Chat (n.).
Automate doux et indestructible fourni par la Nature pour prendre des coups de
pied quand quelque chose ne va pas dans le cercle familial.
Ambrose Bierce, Le Dictionnaire
du Diable
Si
l’écrivain était un animal, il serait un chat. Si les chats pouvaient parler,
ils se mettraient à écrire. Aucun doute là-dessus. L’écrivain envie au chat son
indépendance, sa royale paresse, son petit air comme ça de se foutre de tout,
et son aptitude à retomber toujours sur ses pattes, alors que bien souvent, en
commençant un texte, l’auteur ne sait pas lui-même s’il réussira cette
acrobatie.
En
fait, fainéant par nature, l’écrivain apprécie surtout d’avoir un animal de
compagnie qu’il ne faut pas sortir toutes les deux heures pour qu’il fasse ses
besoins.
On
pourrait faire une anthologie des chats dans la littérature : du Chat Botté au Chat Murr d’Hoffmann, en passant par les chats de Baudelaire et
celui de Céline, Bébert. Certains auteurs leur préfèrent les chiens, bien
sûr : on trouve des pervers partout.
Un
chat, c’est du silence en manteau de fourrure. Idéal pour les travaux de
l’esprit. Déplacements légers, inaudibles bruits de pas, le chat se faufile
dans l’entrebâillement d’une porte qu’un chien, plus pataud, aurait repoussée
d’un coup de patte ou de griffe asséné lourdement sur le chambranle. Même s’il
se met à bondir sur un meuble, il a la délicatesse de le faire sans un son. Je
soupçonne les chats de tous plus ou moins se prendre pour des grands fauves en
train de chasser l’antilope, parfois… Flaubert, d’ailleurs, les voyait comme
des « tigres de salon ». Même quand il miaule, le chat le fait
doucement. Assoupi, son ronron se mêle à celui de l’ordinateur. Le chat, c’est
un peu le pendant animal de la plante verte. Un géranium avec un petit cœur qui
bat.
Baudelaire
a su bien mieux que moi parler de la voix des matous, et en rimes embrassées
s’il vous plaît :
« Cette voix, qui perle et qui filtre
Dans mon fonds le plus
ténébreux,
Me remplit comme un
vers nombreux
Et me réjouit comme un
philtre. »
On
dit des chats qu’ils sont cruels. On le dit aussi de certains écrivains. Ces
derniers, par contre, ne savent pas sauter sur les meubles sans faire de bruit
ou casser un bibelot. Si vous jetez un écrivain par la fenêtre, vous avez de
grandes chances d’obtenir un écrivain paraplégique. Même – et surtout – s’il retombe
sur ses pattes. Le chat est donc une sorte d’écrivain en mieux. Un écrivain abouti.
Le
chat est l’avenir de l’homme de lettres.
Posé
sur son coussin et toisant le monde d’un regard à la fois perçant et
dédaigneux, un regard qui enregistre tout et qui se moque de tout, le chat est
un bourgeois anarchiste. L’idéal même de l’écrivain : le ventre plein, les
nougats au chaud, mais aucune reconnaissance ni concession. Liberté totale. Peinard
en charentaises, mais avec en plus un petit côté mendiant ingrat, si vous voyez
ce que je veux dire…
« Grands
sphinx allongés au fond des solitudes », les chats transportent leur
mystère de fauteuil en matelas, portant leur regard énigmatique sur les choses
avant de bâiller d’ennui. Rien d’étonnant à ce que les Égyptiens, tout aussi
mystérieux avec leur écriture bizarroïde et leurs pyramides, les aient à ce
point sacralisés.
On
se demande, ceux que ça intéresse tout du moins, si le Danemark a sauvé Céline.

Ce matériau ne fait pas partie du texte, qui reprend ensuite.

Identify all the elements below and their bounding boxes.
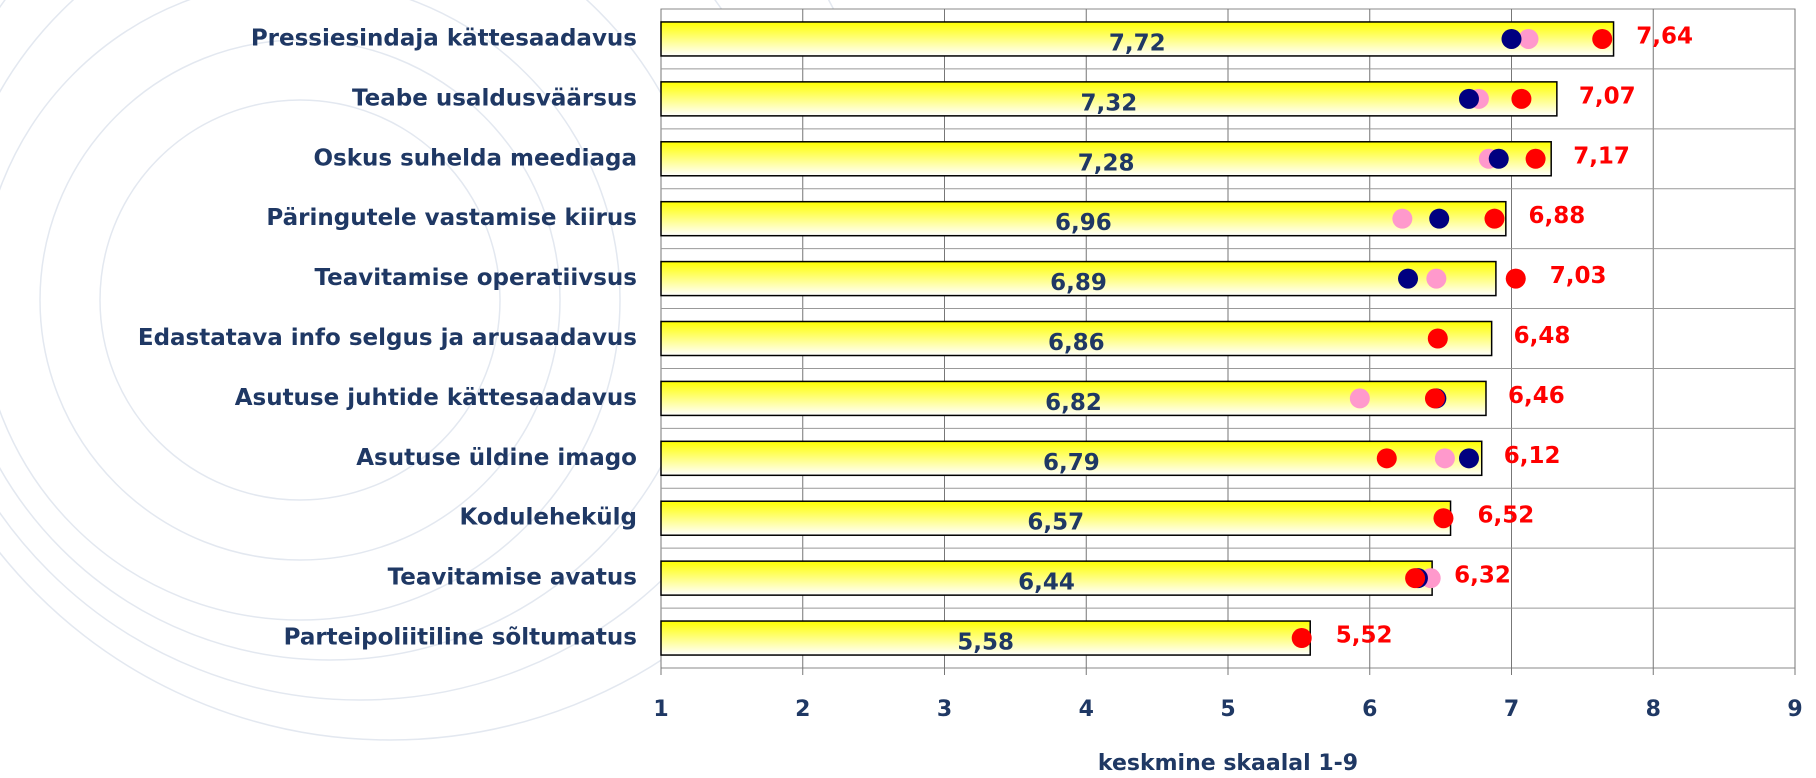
x-tick-label: 1 bbox=[653, 697, 668, 722]
y-tick-label: Oskus suhelda meediaga bbox=[313, 145, 637, 171]
bar bbox=[660, 380, 1487, 417]
bar-value-label: 5,58 bbox=[957, 630, 1014, 656]
y-tick-label: Pressiesindaja kättesaadavus bbox=[251, 25, 637, 51]
bar bbox=[660, 560, 1433, 596]
bar bbox=[660, 21, 1615, 57]
bar-value-label: 7,28 bbox=[1078, 150, 1135, 176]
bar-value-label: 7,32 bbox=[1081, 90, 1138, 116]
y-tick-label: Asutuse üldine imago bbox=[356, 445, 637, 471]
y-tick-label: Asutuse juhtide kättesaadavus bbox=[235, 385, 637, 411]
bar-value-label: 6,44 bbox=[1018, 570, 1075, 596]
marker bbox=[1434, 448, 1455, 469]
marker-value-label: 6,12 bbox=[1504, 443, 1561, 469]
bar bbox=[660, 260, 1497, 297]
bar bbox=[660, 141, 1552, 177]
bar-value-label: 6,57 bbox=[1027, 510, 1084, 536]
x-tick-label: 4 bbox=[1079, 697, 1094, 722]
marker bbox=[1427, 328, 1448, 349]
marker-value-label: 6,52 bbox=[1477, 503, 1534, 529]
marker bbox=[1488, 148, 1509, 169]
marker bbox=[1433, 508, 1454, 529]
x-axis-title: keskmine skaalal 1-9 bbox=[1098, 751, 1358, 776]
marker-value-label: 7,17 bbox=[1573, 143, 1630, 169]
bar-value-label: 6,82 bbox=[1045, 390, 1102, 416]
marker-value-label: 7,07 bbox=[1579, 83, 1636, 109]
x-tick-label: 5 bbox=[1220, 697, 1235, 722]
marker-value-label: 6,46 bbox=[1508, 383, 1565, 409]
x-tick-label: 9 bbox=[1787, 697, 1802, 722]
marker bbox=[1424, 388, 1445, 409]
y-tick-label: Edastatava info selgus ja arusaadavus bbox=[138, 325, 637, 351]
marker bbox=[1592, 28, 1613, 49]
marker bbox=[1525, 148, 1546, 169]
bar bbox=[660, 620, 1311, 656]
bar bbox=[660, 320, 1493, 357]
marker-value-label: 6,88 bbox=[1528, 203, 1585, 229]
x-tick-label: 6 bbox=[1362, 697, 1377, 722]
marker bbox=[1501, 28, 1522, 49]
x-tick-label: 2 bbox=[795, 697, 810, 722]
marker bbox=[1392, 208, 1413, 229]
marker bbox=[1505, 268, 1526, 289]
marker bbox=[1458, 448, 1479, 469]
bar-value-label: 6,86 bbox=[1048, 330, 1105, 356]
marker-value-label: 7,03 bbox=[1550, 263, 1607, 289]
marker-value-label: 5,52 bbox=[1336, 623, 1393, 649]
bar bbox=[660, 440, 1483, 477]
marker-value-label: 7,64 bbox=[1636, 23, 1693, 49]
y-tick-label: Teavitamise avatus bbox=[388, 565, 637, 591]
y-tick-label: Parteipoliitiline sõltumatus bbox=[284, 625, 637, 651]
marker bbox=[1429, 208, 1450, 229]
marker bbox=[1376, 448, 1397, 469]
x-tick-label: 7 bbox=[1504, 697, 1519, 722]
marker bbox=[1511, 88, 1532, 109]
marker bbox=[1291, 628, 1312, 649]
y-tick-label: Kodulehekülg bbox=[459, 505, 637, 531]
bar-value-label: 7,72 bbox=[1109, 30, 1166, 56]
bar-value-label: 6,79 bbox=[1043, 450, 1100, 476]
marker-value-label: 6,48 bbox=[1514, 323, 1571, 349]
marker bbox=[1458, 88, 1479, 109]
marker bbox=[1349, 388, 1370, 409]
x-tick-label: 3 bbox=[937, 697, 952, 722]
bar bbox=[660, 81, 1558, 117]
marker bbox=[1484, 208, 1505, 229]
bar bbox=[660, 200, 1507, 237]
x-tick-label: 8 bbox=[1646, 697, 1661, 722]
marker bbox=[1518, 28, 1539, 49]
y-tick-label: Teabe usaldusväärsus bbox=[352, 85, 637, 111]
y-tick-label: Teavitamise operatiivsus bbox=[314, 265, 637, 291]
bar-value-label: 6,89 bbox=[1050, 270, 1107, 296]
bar bbox=[660, 500, 1452, 536]
marker bbox=[1405, 568, 1426, 589]
marker-value-label: 6,32 bbox=[1454, 563, 1511, 589]
marker bbox=[1398, 268, 1419, 289]
y-tick-label: Päringutele vastamise kiirus bbox=[266, 205, 637, 231]
marker bbox=[1426, 268, 1447, 289]
bar-value-label: 6,96 bbox=[1055, 210, 1112, 236]
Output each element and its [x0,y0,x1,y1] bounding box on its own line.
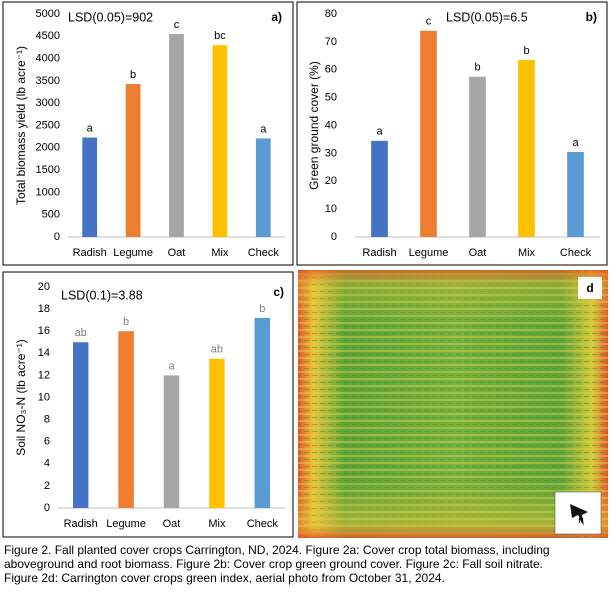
panel-label: b) [586,10,597,24]
y-tick-label: 8 [44,414,50,426]
bar [72,342,89,508]
panel-label: a) [271,10,282,24]
north-arrow [570,504,588,526]
significance-letter: a [260,123,267,135]
x-tick-label: Mix [211,247,229,259]
y-tick-label: 20 [325,175,337,187]
y-tick-label: 10 [38,391,50,403]
caption-line: aboveground and root biomass. Figure 2b:… [4,557,543,571]
significance-letter: ab [75,327,87,339]
y-tick-label: 4500 [36,30,60,42]
significance-letter: ab [211,344,223,356]
significance-letter: b [130,69,136,81]
y-tick-label: 2 [44,480,50,492]
y-tick-label: 40 [325,119,337,131]
bar [169,34,184,237]
panel-label: d [586,281,593,295]
x-tick-label: Legume [113,247,153,259]
y-axis-title: Soil NO₃-N (lb acre⁻¹) [14,339,28,456]
x-tick-label: Oat [469,247,487,259]
y-tick-label: 6 [44,436,50,448]
x-tick-label: Oat [168,247,186,259]
y-tick-label: 500 [42,209,60,221]
y-tick-label: 2000 [36,142,60,154]
y-tick-label: 80 [325,8,337,20]
significance-letter: bc [214,30,226,42]
x-tick-label: Radish [362,247,396,259]
significance-letter: b [474,62,480,74]
x-tick-label: Check [560,247,592,259]
bar [212,45,228,237]
y-axis-title: Green ground cover (%) [307,61,321,190]
y-tick-label: 1500 [36,164,60,176]
x-tick-label: Check [248,247,280,259]
y-tick-label: 0 [54,231,60,243]
y-tick-label: 16 [38,325,50,337]
x-tick-label: Mix [208,518,226,530]
bar [82,137,98,237]
bar [255,138,271,237]
significance-letter: b [123,316,129,328]
panel-frame [296,1,608,266]
y-tick-label: 0 [44,502,50,514]
aerial-image: N d [298,270,608,538]
bar [518,59,535,238]
x-tick-label: Radish [73,247,107,259]
x-tick-label: Legume [106,518,146,530]
y-tick-label: 12 [38,369,50,381]
y-tick-label: 5000 [36,8,60,20]
y-tick-label: 4000 [36,53,60,65]
annotation: LSD(0.1)=3.88 [61,288,143,302]
significance-letter: b [523,45,529,57]
significance-letter: a [572,137,579,149]
y-tick-label: 70 [325,36,337,48]
y-tick-label: 3000 [36,97,60,109]
y-tick-label: 20 [38,281,50,293]
y-tick-label: 1000 [36,186,60,198]
bar [371,140,388,237]
y-tick-label: 2500 [36,119,60,131]
bar [209,358,225,508]
panel-label-box [578,277,602,299]
panel-label: c) [273,285,284,299]
annotation: LSD(0.05)=902 [68,10,153,24]
caption-line: Figure 2d: Carrington cover crops green … [4,571,445,585]
panel-frame [2,1,294,266]
bar [420,30,437,237]
bar [125,84,141,237]
y-tick-label: 10 [325,203,337,215]
bar [163,375,180,508]
bar [567,151,584,237]
y-tick-label: 14 [38,347,50,359]
significance-letter: a [87,122,94,134]
caption-line: Figure 2. Fall planted cover crops Carri… [4,543,550,557]
y-tick-label: 4 [44,458,50,470]
x-tick-label: Legume [409,247,449,259]
x-tick-label: Radish [64,518,98,530]
y-tick-label: 3500 [36,75,60,87]
significance-letter: c [426,16,432,28]
north-label: N [578,518,583,525]
y-tick-label: 50 [325,92,337,104]
y-tick-label: 18 [38,303,50,315]
x-tick-label: Mix [518,247,536,259]
y-tick-label: 60 [325,64,337,76]
significance-letter: c [174,19,180,31]
bar [469,76,486,237]
y-tick-label: 0 [331,231,337,243]
bar [254,317,271,508]
annotation: LSD(0.05)=6.5 [446,10,528,24]
bar [118,331,134,508]
panel-frame [2,271,294,538]
y-tick-label: 30 [325,147,337,159]
x-tick-label: Check [247,518,279,530]
significance-letter: b [259,303,265,315]
x-tick-label: Oat [163,518,181,530]
significance-letter: a [168,360,175,372]
y-axis-title: Total biomass yield (lb acre⁻¹) [14,46,28,205]
significance-letter: a [376,126,383,138]
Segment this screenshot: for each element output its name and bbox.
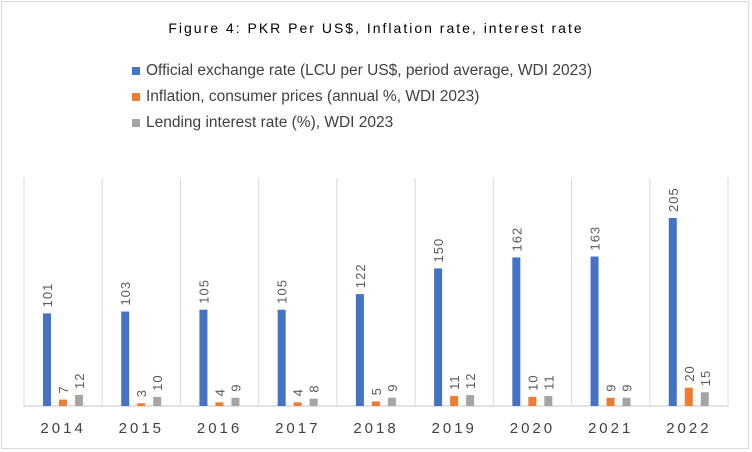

Si c’est là qu’il a échappé au peloton d’exécution. Une chose est sûre :
Bébert a sauvé Céline. Son greffier, c’est son côté humain. Léautaud ne s’y
était pas trompé, qui avait admiré la bonté de l’auteur de Bagatelles pour un massacre, parti s’exiler en Allemagne avec son
chat, et revenu avec.
Un
peu de tendresse, donc, dans ce monde à feu et à sang : « Vous direz un chat c’est une
peau ! Pas du tout ! Un chat c’est l’ensorcellement même, le tact en
ondes… » (Louis-Ferdinand Céline, Féerie
pour une autre fois)
Aucun
animal n’a été blessé pendant la rédaction de cette chronique.
1 commentaire:
J'adopterais mieux encore un Raphaël Juldé que je placerais dans mon salon avec une litière pour ses besoins ... et une rame de papier pour s'essuyer les pattes tachées d'encre.
Mais je rêve debout ... on ne trouve presque plus de Juldé d'occasion à des prix abordables.